第194章 朝堂风云再起(求月票 推荐)(1/2)
太和殿上,文武百官分列两班,鸦雀无声。
丹墀之上,康熙端坐龙椅,手中捏着那份刚从通政司呈上的八百里加急奏折,已经看了半炩香功夫。
马齐、张廷玉侍立御阶两侧,眼观鼻,鼻观心。
“耿精忠这道折子,有意思。”
康熙缓缓开口,声音在大殿里回荡。
“剿灭前朝余孽巢穴,缴获信物若干,内有与皇子往来之迹。却不说是哪位皇子,也不说信物为何,耿将军这是让朕猜谜呢?”
阶下众臣面面相觑,谁也不敢先开口。
刑部尚书哈山出列,躬身道:
“皇上,既有疑迹,当彻查。臣请旨,命刑部、都察院、大理寺三司会审,查明真相。”
话音未落,左都御史揆叙出列:
“哈大人此言差矣。此事涉及天家,岂是三司能审的?当由宗人府会同内务府查办,方合礼制。”
马齐却道:
“老臣以为,当先查实信物真伪。若是伪造,便是有人构陷皇子,其心可诛;若是真物,也需查明为何会出现在匪穴。”
朝堂上顿时分成三派:刑部派要查案,都察院派要避嫌,吏部派要验物。
你一言我一语,争执不下。
康熙冷眼旁观,待众人说得差不多了,才轻轻叩了叩御案。
殿内立时安静。
“传耿精忠入京。”康熙淡淡道,“朕要当面问问他,这与皇子往来之迹,究竟是何物。”
李德全高声传旨:
“皇上有旨,宣江宁将军耿精忠即刻入京觐见。”
旨意传出,满朝又是一阵低语。
耿精忠是江宁将军,正二品大员,若无大事,绝不会轻易召其入京。
皇上这一手,分明是要将此事闹大。
退朝后,几位重臣被留下,移步乾清宫西暖阁。
康熙换了身常服,坐在南窗炕上,看着眼前五人:
马齐、张廷玉、揆叙、哈山,还有宗人府新任宗令,简亲王雅尔江阿被罢后,由康亲王杰书暂代。
“现在没外人了,都说说实话。”康熙端起茶盏,“耿精忠这道折子,你们怎么看?”
马齐先开口:
“皇上,老臣以为此事实在蹊跷。前朝余孽巢穴若真有皇子信物,耿精忠大可密奏,为何要走通政司明发?此其一。
其二,他既已剿灭匪穴,为何不将信物随折附呈,反要面呈?这不合常理。”
张廷玉补充:
“臣查过通政司记录,这道奏折是八月初六酉时到的。按规矩,八百里加急该直送乾清宫,但通政司当值的郎中是八阿哥门下。”
这话说得含蓄,但意思明白,奏折可能被人动过手脚,或者至少,内容已经泄露。
揆叙忙道:
“张大人此言,莫非是疑八爷?八爷如今闭门思过,岂会……”
“朕没问老八。”康熙打断他,“朕问的是耿精忠。
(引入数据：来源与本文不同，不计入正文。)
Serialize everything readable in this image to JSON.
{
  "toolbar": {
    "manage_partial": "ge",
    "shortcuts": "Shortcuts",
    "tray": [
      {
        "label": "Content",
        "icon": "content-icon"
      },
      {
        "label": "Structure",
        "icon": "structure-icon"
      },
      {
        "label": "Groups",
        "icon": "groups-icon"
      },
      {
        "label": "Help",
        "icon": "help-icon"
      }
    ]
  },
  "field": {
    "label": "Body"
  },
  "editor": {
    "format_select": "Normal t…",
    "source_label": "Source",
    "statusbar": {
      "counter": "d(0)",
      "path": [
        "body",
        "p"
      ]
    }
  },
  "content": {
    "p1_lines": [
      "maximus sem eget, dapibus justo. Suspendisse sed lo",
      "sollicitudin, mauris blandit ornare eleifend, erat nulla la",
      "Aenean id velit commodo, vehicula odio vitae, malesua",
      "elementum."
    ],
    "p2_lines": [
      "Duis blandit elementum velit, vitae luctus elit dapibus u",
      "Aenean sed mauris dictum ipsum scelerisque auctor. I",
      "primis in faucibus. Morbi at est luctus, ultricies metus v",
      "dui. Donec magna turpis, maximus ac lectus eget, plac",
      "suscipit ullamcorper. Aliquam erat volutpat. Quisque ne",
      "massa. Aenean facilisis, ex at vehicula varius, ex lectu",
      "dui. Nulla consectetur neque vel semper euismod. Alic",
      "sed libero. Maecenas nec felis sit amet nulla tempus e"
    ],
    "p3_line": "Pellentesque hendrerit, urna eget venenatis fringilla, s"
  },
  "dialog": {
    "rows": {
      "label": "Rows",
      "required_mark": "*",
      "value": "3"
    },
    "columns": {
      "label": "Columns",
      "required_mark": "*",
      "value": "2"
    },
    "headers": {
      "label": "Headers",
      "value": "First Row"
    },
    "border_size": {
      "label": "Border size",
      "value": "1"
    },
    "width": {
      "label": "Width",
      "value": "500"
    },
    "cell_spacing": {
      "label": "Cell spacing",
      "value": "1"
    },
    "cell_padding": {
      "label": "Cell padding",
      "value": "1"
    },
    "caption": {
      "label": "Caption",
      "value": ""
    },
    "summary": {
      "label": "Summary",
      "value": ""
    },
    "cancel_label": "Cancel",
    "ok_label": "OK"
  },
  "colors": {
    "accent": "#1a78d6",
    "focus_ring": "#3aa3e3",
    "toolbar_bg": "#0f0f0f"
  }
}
”
他看向哈山:
“刑部在江南有眼线吧?可知道狮子山剿匪的详情?”
哈山额头冒汗:
“回皇上,江宁府报上来的说法是,八月七日寅时,接到线报说狮子山有匪,耿将军即刻带兵围剿。激战两个时辰,毙匪三十七人,俘虏十二人。
但……据俘虏供述,他们并非前朝余孽,只是占山为王的流民。”
“流民?”康熙挑眉,“那信物从何而来?”
“俘虏说不知。只说官兵进洞搜查,出来时就多了个木匣,说是缴获的。”
暖阁内一时寂静。
康亲王杰书忽然道:
“皇上,老臣有句话不知当讲不当讲。”
“讲。”
“老臣听闻,雍亲王在江南查案,动了太多人的奶酪。盐商、官员、乃至地方驻军。若有人想给雍亲王使绊子,伪造些信物栽赃,也不是不可能。”
这话说得直白,但正中要害。
康熙沉默良久,忽然问:
“老三、老八、老十四,这几日都在做什么?”
张廷玉禀道:
“三阿哥闭门著书,前日刚呈上新修的《古今图书集成》三卷。八阿哥在府中静养,但每日都有官员往府上递帖子,门房都收了,说是等八爷出关后代呈。十四阿哥在整顿京营,昨日上了裁汰老弱的条陈。”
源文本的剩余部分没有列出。